Projected global cotton mill use in 2026/27 — the highest in six years, aligning with the 25-year average growth trajectory.
What's Driving the Recovery?
The demand revival is underpinned by several converging factors that are reshaping the competitive landscape for natural fibers:
🛢️ Higher Oil Prices
Crude oil strength has lifted polyester prices, improving cotton's price competitiveness against its primary synthetic rival.
👕 Resilient Consumer Demand
Global apparel spending has held up better than expected, supporting steady orders through the textile supply chain.
📦 Inventory Rebuilding
After a prolonged destocking cycle, mills and retailers are replenishing inventories, boosting near-term demand.
🌏 Asian Mill Expansion
Capacity additions in Bangladesh, Vietnam, and India are driving structural growth in cotton consumption.
Country-by-Country Gains
The recovery is geographically broad, with gains across all major consuming nations. China and India each add 500,000 bales of mill use, while Bangladesh, Pakistan, Vietnam, and Egypt contribute incremental growth.
| Country | 2026/27 Mill Use (M bales) | Change |
|---|---|---|
| China | 41.0 | +500,000 |
| India | 26.0 | +500,000 |
| Bangladesh | 8.0 | +200,000 |
| Pakistan | 10.4 | +100,000 |
| Vietnam | 7.8 | +100,000 |
| Egypt | 1.3 | +100,000 |
Synthetic Fiber Prices Shift the Balance
The ICAC notes that rising prices for synthetic fibers "may improve cotton's competitiveness," a dynamic that is especially relevant in 2026. With polyester derived from oil, the sustained elevation in crude prices has eroded the cost advantage synthetics have enjoyed in recent years. Cotton Incorporated's analysis confirms that speculators had been pricing in higher cotton demand due to higher polyester prices, contributing to the rally in ICE futures.
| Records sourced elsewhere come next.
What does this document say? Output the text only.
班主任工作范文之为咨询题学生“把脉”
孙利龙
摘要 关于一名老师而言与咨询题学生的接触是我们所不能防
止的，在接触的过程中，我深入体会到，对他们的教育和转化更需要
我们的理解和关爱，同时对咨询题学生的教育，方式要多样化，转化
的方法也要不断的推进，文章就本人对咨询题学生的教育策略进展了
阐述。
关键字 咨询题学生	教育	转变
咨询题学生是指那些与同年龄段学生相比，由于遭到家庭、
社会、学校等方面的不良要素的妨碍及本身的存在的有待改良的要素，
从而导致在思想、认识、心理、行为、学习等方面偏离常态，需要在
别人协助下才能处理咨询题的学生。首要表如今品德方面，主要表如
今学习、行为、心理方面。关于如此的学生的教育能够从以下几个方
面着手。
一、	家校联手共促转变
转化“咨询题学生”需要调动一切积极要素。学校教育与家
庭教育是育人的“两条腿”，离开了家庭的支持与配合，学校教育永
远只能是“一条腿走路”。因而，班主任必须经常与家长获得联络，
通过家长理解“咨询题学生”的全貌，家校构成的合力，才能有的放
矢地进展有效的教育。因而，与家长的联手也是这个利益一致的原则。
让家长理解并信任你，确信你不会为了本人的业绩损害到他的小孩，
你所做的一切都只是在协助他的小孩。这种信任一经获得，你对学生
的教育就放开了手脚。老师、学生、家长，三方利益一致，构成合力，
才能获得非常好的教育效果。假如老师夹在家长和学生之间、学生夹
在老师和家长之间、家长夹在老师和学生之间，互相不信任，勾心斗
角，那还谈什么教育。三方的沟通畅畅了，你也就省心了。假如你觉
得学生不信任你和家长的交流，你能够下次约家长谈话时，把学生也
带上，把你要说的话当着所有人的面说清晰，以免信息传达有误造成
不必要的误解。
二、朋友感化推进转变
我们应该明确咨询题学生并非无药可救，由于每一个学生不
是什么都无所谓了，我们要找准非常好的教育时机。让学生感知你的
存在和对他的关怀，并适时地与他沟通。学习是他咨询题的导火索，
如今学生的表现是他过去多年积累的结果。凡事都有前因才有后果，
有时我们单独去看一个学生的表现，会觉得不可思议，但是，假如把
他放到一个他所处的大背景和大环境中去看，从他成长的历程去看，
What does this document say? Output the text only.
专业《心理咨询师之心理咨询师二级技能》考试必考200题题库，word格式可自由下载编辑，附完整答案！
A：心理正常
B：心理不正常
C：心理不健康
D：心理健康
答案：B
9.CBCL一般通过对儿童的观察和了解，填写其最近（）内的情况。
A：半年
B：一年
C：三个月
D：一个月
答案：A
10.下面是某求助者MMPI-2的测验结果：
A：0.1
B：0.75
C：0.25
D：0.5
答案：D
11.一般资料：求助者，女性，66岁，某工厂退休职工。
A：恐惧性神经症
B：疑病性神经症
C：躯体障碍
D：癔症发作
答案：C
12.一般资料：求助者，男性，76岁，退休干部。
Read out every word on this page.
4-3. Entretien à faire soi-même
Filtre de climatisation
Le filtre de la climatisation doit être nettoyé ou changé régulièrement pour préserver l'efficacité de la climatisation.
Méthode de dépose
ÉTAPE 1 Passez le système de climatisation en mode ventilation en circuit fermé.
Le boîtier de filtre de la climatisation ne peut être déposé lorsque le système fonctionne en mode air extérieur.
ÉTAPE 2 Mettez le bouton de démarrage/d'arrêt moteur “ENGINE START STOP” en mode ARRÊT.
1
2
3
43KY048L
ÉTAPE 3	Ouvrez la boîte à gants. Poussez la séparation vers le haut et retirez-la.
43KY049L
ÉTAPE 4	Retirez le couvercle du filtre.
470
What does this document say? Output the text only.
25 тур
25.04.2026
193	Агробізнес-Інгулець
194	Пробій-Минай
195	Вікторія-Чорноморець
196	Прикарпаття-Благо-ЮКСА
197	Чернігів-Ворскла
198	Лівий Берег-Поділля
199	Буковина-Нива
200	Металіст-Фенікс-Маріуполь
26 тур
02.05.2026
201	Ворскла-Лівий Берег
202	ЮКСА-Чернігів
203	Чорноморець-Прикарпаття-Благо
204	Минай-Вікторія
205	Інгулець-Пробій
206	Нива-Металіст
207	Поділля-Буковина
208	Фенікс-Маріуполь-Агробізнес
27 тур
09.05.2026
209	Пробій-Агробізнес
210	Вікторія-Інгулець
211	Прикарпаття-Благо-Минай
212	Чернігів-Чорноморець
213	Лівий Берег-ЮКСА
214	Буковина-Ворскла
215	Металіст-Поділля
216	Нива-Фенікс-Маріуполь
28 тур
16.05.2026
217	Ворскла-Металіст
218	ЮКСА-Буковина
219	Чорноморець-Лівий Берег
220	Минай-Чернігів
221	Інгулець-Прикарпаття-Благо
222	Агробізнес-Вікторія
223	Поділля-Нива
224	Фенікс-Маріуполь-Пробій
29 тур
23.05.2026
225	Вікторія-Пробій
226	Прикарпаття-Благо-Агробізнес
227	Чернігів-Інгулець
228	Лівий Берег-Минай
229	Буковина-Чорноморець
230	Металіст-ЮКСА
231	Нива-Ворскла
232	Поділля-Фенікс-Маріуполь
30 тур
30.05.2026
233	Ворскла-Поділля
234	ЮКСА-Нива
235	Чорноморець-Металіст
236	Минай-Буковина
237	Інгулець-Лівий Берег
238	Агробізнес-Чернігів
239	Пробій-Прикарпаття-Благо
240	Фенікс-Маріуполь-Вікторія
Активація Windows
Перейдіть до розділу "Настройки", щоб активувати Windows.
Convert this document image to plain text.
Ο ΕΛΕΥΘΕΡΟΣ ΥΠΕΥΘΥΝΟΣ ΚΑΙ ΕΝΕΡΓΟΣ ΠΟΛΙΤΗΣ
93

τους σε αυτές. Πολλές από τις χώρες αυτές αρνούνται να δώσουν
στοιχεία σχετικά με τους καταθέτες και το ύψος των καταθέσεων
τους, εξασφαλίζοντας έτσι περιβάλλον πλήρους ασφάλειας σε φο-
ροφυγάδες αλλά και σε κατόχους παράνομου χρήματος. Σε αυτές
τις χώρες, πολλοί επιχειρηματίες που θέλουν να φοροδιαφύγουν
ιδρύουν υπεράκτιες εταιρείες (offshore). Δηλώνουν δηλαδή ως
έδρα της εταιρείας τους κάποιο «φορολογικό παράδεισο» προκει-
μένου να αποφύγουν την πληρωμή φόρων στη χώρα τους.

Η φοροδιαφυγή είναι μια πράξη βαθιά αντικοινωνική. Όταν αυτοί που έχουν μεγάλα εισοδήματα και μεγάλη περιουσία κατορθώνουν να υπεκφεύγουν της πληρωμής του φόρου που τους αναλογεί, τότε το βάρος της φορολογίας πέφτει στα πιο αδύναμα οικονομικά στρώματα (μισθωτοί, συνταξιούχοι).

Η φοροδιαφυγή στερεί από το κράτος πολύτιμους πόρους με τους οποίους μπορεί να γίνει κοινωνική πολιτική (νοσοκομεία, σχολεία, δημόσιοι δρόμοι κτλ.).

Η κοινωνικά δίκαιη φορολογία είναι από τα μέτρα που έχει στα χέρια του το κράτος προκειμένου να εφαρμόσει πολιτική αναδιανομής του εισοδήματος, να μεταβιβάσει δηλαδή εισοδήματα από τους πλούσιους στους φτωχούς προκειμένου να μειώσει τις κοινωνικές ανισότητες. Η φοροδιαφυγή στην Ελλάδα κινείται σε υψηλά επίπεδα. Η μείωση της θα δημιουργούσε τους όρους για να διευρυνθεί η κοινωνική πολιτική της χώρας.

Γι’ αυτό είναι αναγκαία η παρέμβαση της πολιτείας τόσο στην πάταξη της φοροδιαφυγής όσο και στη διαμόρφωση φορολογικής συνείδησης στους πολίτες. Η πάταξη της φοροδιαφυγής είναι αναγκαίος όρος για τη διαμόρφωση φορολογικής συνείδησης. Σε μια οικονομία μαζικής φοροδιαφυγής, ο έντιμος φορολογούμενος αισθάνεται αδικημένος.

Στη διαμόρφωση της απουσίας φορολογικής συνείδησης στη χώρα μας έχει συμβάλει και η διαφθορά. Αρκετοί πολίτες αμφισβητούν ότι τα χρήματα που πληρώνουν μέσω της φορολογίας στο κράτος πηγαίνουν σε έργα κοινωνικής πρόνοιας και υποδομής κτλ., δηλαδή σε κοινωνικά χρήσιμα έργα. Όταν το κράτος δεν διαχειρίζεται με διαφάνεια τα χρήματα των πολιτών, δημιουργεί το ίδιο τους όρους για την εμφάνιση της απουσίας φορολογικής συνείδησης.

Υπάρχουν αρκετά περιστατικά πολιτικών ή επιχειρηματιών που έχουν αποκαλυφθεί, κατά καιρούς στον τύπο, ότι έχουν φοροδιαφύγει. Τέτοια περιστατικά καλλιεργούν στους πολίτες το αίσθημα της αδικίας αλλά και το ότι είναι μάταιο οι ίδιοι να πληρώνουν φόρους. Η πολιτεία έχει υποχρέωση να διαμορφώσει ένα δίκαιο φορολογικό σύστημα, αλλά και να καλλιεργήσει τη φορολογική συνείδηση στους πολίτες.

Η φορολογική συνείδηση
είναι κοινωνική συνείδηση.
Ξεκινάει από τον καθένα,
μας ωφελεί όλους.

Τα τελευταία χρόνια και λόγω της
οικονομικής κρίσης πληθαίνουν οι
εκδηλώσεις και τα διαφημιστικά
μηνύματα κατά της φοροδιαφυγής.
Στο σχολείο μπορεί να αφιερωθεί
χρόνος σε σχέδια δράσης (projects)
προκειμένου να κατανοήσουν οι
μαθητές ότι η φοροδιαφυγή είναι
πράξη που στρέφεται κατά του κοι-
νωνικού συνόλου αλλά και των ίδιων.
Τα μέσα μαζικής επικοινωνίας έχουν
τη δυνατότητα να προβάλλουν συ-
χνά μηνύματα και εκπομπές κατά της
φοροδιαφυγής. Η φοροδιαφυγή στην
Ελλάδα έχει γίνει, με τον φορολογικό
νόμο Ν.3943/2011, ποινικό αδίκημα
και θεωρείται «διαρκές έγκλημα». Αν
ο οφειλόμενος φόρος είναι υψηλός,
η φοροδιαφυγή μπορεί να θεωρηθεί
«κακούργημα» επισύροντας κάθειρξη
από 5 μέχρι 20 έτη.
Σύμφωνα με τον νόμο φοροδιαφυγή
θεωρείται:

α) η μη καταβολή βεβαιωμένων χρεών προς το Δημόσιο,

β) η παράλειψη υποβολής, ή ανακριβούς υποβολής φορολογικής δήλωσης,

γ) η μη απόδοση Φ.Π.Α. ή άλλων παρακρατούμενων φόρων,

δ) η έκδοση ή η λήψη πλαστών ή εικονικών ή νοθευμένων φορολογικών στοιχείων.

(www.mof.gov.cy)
Cautious Optimism from Analysts
While the USDA projects a robust recovery, ICAC's tonnage-based framework offers a more tempered view, forecasting 2026/27 consumption "close to current season levels" and trade slipping 2.7%. "Tariffs, regulatory headwinds, and macro uncertainty keep a lid on consumption growth," ICAC cautions. Together, the two outlooks paint a picture of a genuine but uneven recovery — one that may lift cotton demand to multi-year highs without reaching boom conditions.